Number 6: Grow your own food. So this one may not be applicable to everyone. I understand that there’s usually not much access to a garden or veggie patch for most people. However, if you do, why not grow your own? You may have to spend a little bit of money to get your veggie patch sorted with the right seeds etc, but it really is a great way to help the environment. Even if you don’t have much space, how about little pots with lettuce, beans or a tomato plant in? These are great for kids and usually grow quickly.
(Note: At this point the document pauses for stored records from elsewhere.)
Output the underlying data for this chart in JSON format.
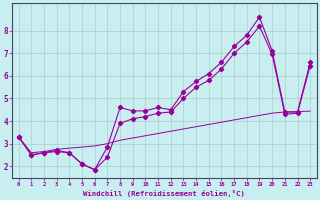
{
  "xlabel": "Windchill (Refroidissement éolien,°C)",
  "bg_color": "#c8eef0",
  "grid_color": "#aacccc",
  "line_color": "#990099",
  "x_ticks": [
    0,
    1,
    2,
    3,
    4,
    5,
    6,
    7,
    8,
    9,
    10,
    11,
    12,
    13,
    14,
    15,
    16,
    17,
    18,
    19,
    20,
    21,
    22,
    23
  ],
  "y_ticks": [
    2,
    3,
    4,
    5,
    6,
    7,
    8
  ],
  "xlim": [
    -0.5,
    23.5
  ],
  "ylim": [
    1.5,
    9.2
  ],
  "series1_x": [
    0,
    1,
    2,
    3,
    4,
    5,
    6,
    7,
    8,
    9,
    10,
    11,
    12,
    13,
    14,
    15,
    16,
    17,
    18,
    19,
    20,
    21,
    22,
    23
  ],
  "series1_y": [
    3.3,
    2.5,
    2.6,
    2.7,
    2.6,
    2.1,
    1.85,
    2.85,
    4.6,
    4.45,
    4.45,
    4.6,
    4.5,
    5.3,
    5.75,
    6.1,
    6.6,
    7.3,
    7.8,
    8.6,
    7.1,
    4.4,
    4.4,
    6.6
  ],
  "series2_x": [
    0,
    1,
    2,
    3,
    4,
    5,
    6,
    7,
    8,
    9,
    10,
    11,
    12,
    13,
    14,
    15,
    16,
    17,
    18,
    19,
    20,
    21,
    22,
    23
  ],
  "series2_y": [
    3.3,
    2.5,
    2.6,
    2.65,
    2.6,
    2.1,
    1.85,
    2.4,
    3.9,
    4.1,
    4.2,
    4.35,
    4.4,
    5.0,
    5.5,
    5.8,
    6.3,
    7.0,
    7.5,
    8.2,
    6.95,
    4.3,
    4.35,
    6.45
  ],
  "series3_x": [
    0,
    1,
    2,
    3,
    4,
    5,
    6,
    7,
    8,
    9,
    10,
    11,
    12,
    13,
    14,
    15,
    16,
    17,
    18,
    19,
    20,
    21,
    22,
    23
  ],
  "series3_y": [
    3.3,
    2.6,
    2.65,
    2.75,
    2.8,
    2.85,
    2.9,
    3.0,
    3.15,
    3.25,
    3.35,
    3.45,
    3.55,
    3.65,
    3.75,
    3.85,
    3.95,
    4.05,
    4.15,
    4.25,
    4.35,
    4.4,
    4.42,
    4.44
  ]
}
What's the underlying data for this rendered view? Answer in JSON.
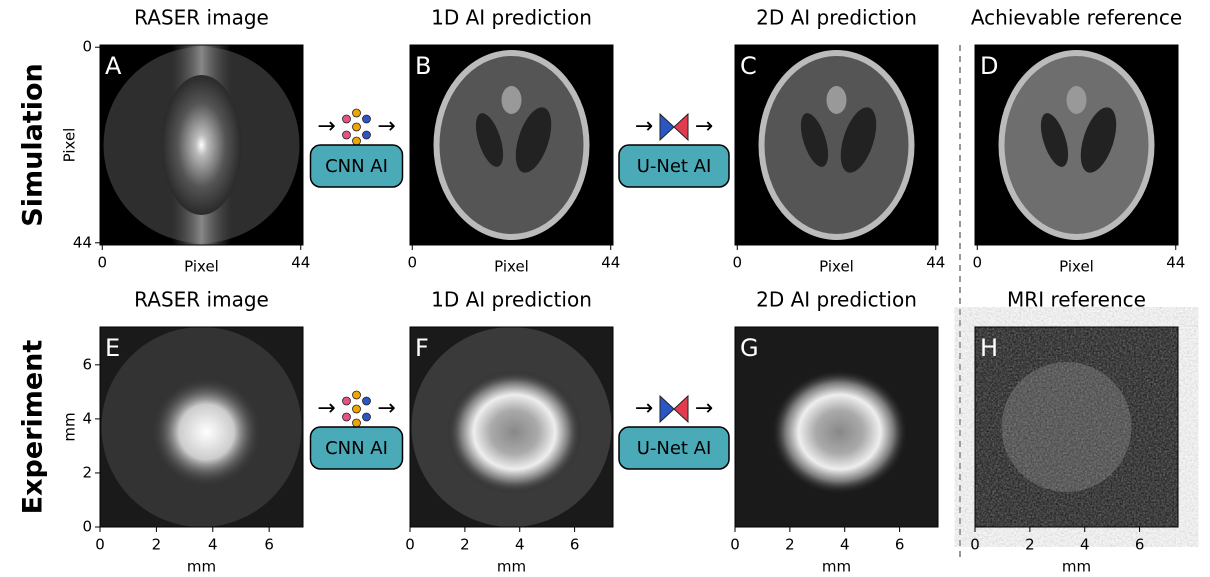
{
  "rows": [
    {
      "label": "Simulation",
      "models": [
        "CNN AI",
        "U-Net AI"
      ],
      "panels": [
        {
          "title": "RASER image",
          "letter": "A",
          "xlabel": "Pixel",
          "ylabel": "Pixel",
          "xlim": [
            -0.5,
            44.5
          ],
          "ylim": [
            44.5,
            -0.5
          ],
          "xticks": [
            0,
            44
          ],
          "yticks": [
            0,
            44
          ]
        },
        {
          "title": "1D AI prediction",
          "letter": "B",
          "xlabel": "Pixel",
          "xlim": [
            -0.5,
            44.5
          ],
          "xticks": [
            0,
            44
          ]
        },
        {
          "title": "2D AI prediction",
          "letter": "C",
          "xlabel": "Pixel",
          "xlim": [
            -0.5,
            44.5
          ],
          "xticks": [
            0,
            44
          ]
        },
        {
          "title": "Achievable reference",
          "letter": "D",
          "xlabel": "Pixel",
          "xlim": [
            -0.5,
            44.5
          ],
          "xticks": [
            0,
            44
          ]
        }
      ]
    },
    {
      "label": "Experiment",
      "models": [
        "CNN AI",
        "U-Net AI"
      ],
      "panels": [
        {
          "title": "RASER image",
          "letter": "E",
          "xlabel": "mm",
          "ylabel": "mm",
          "xlim": [
            0,
            7.2
          ],
          "ylim": [
            0,
            7.4
          ],
          "xticks": [
            0,
            2,
            4,
            6
          ],
          "yticks": [
            0,
            2,
            4,
            6
          ]
        },
        {
          "title": "1D AI prediction",
          "letter": "F",
          "xlabel": "mm",
          "xlim": [
            0,
            7.4
          ],
          "xticks": [
            0,
            2,
            4,
            6
          ]
        },
        {
          "title": "2D AI prediction",
          "letter": "G",
          "xlabel": "mm",
          "xlim": [
            0,
            7.4
          ],
          "xticks": [
            0,
            2,
            4,
            6
          ]
        },
        {
          "title": "MRI reference",
          "letter": "H",
          "xlabel": "mm",
          "xlim": [
            0,
            7.4
          ],
          "xticks": [
            0,
            2,
            4,
            6
          ]
        }
      ]
    }
  ]
}
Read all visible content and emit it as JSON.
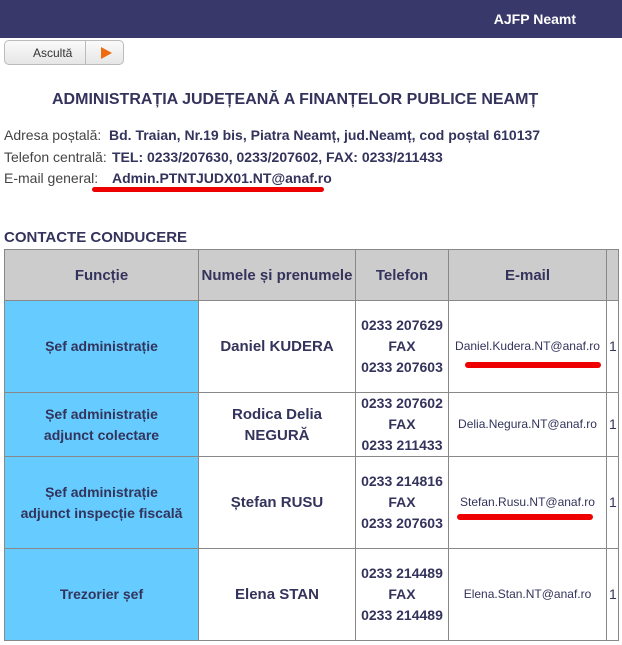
{
  "header": {
    "title": "AJFP Neamt"
  },
  "listen_button": {
    "label": "Ascultă"
  },
  "page_title": "ADMINISTRAȚIA JUDEȚEANĂ A FINANȚELOR PUBLICE NEAMȚ",
  "info": [
    {
      "label": "Adresa poștală:",
      "value": "Bd. Traian, Nr.19 bis, Piatra Neamț, jud.Neamț, cod poștal 610137"
    },
    {
      "label": "Telefon centrală:",
      "value": "TEL: 0233/207630, 0233/207602, FAX: 0233/211433"
    },
    {
      "label": "E-mail general:",
      "value": "Admin.PTNTJUDX01.NT@anaf.ro"
    }
  ],
  "section_title": "CONTACTE CONDUCERE",
  "table": {
    "headers": [
      "Funcție",
      "Numele și prenumele",
      "Telefon",
      "E-mail",
      ""
    ],
    "rows": [
      {
        "function": "Șef administrație",
        "name": "Daniel KUDERA",
        "phone": "0233 207629",
        "fax_label": "FAX",
        "fax": "0233 207603",
        "email": "Daniel.Kudera.NT@anaf.ro",
        "extra": "1"
      },
      {
        "function": "Șef administrație adjunct colectare",
        "name": "Rodica Delia NEGURĂ",
        "phone": "0233 207602",
        "fax_label": "FAX",
        "fax": "0233 211433",
        "email": "Delia.Negura.NT@anaf.ro",
        "extra": "1"
      },
      {
        "function": "Șef administrație adjunct inspecție fiscală",
        "name": "Ștefan RUSU",
        "phone": "0233 214816",
        "fax_label": "FAX",
        "fax": "0233 207603",
        "email": "Stefan.Rusu.NT@anaf.ro",
        "extra": "1"
      },
      {
        "function": "Trezorier șef",
        "name": "Elena STAN",
        "phone": "0233 214489",
        "fax_label": "FAX",
        "fax": "0233 214489",
        "email": "Elena.Stan.NT@anaf.ro",
        "extra": "1"
      }
    ]
  }
}
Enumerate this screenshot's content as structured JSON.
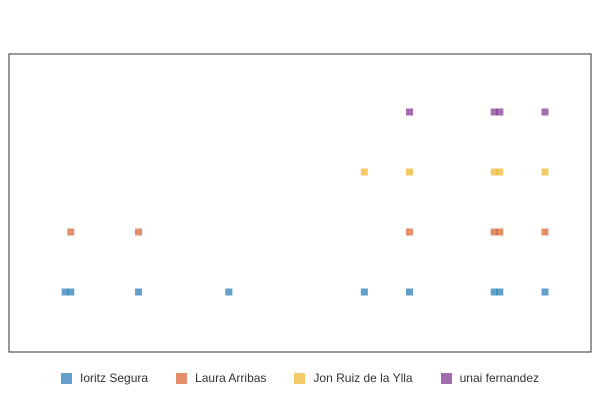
{
  "chart_data": {
    "type": "scatter",
    "title": "",
    "xlabel": "",
    "ylabel": "",
    "grid": false,
    "axes_visible": false,
    "legend_position": "bottom-center",
    "xlim": [
      0,
      100
    ],
    "ylim": [
      0,
      5
    ],
    "series": [
      {
        "name": "Ioritz Segura",
        "color": "#1f77b4",
        "points": [
          {
            "x": 1.0,
            "y": 1
          },
          {
            "x": 2.0,
            "y": 1
          },
          {
            "x": 14.0,
            "y": 1
          },
          {
            "x": 30.0,
            "y": 1
          },
          {
            "x": 54.0,
            "y": 1
          },
          {
            "x": 62.0,
            "y": 1
          },
          {
            "x": 77.0,
            "y": 1
          },
          {
            "x": 78.0,
            "y": 1
          },
          {
            "x": 86.0,
            "y": 1
          }
        ]
      },
      {
        "name": "Laura Arribas",
        "color": "#d95f2b",
        "points": [
          {
            "x": 2.0,
            "y": 2
          },
          {
            "x": 14.0,
            "y": 2
          },
          {
            "x": 62.0,
            "y": 2
          },
          {
            "x": 77.0,
            "y": 2
          },
          {
            "x": 78.0,
            "y": 2
          },
          {
            "x": 86.0,
            "y": 2
          }
        ]
      },
      {
        "name": "Jon Ruiz de la Ylla",
        "color": "#f0b429",
        "points": [
          {
            "x": 54.0,
            "y": 3
          },
          {
            "x": 62.0,
            "y": 3
          },
          {
            "x": 77.0,
            "y": 3
          },
          {
            "x": 78.0,
            "y": 3
          },
          {
            "x": 86.0,
            "y": 3
          }
        ]
      },
      {
        "name": "unai fernandez",
        "color": "#7e2f8e",
        "points": [
          {
            "x": 62.0,
            "y": 4
          },
          {
            "x": 77.0,
            "y": 4
          },
          {
            "x": 78.0,
            "y": 4
          },
          {
            "x": 86.0,
            "y": 4
          }
        ]
      }
    ]
  }
}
Think about it; there’s no waste from packaging, little to no energy needed for transport and if you grow your veg organically, you won’t use any harmful chemicals in the form of fertilisers which would be detrimental to the soil. You’ll also save money in the long run, and can even sell on surplus stock (or give it away if you’re feeling nice).
I know that not all of these are realistic for everyone. But changing your habits slightly to be thriftier (not wasteful) would not only really benefit our environment, but also your bank account. Most suggestions show that if you try to be environmentally friendly, you also save money. To me it’s a no brainer.
Plus, you can always give yourself the nickname ‘Thrifty Cent’.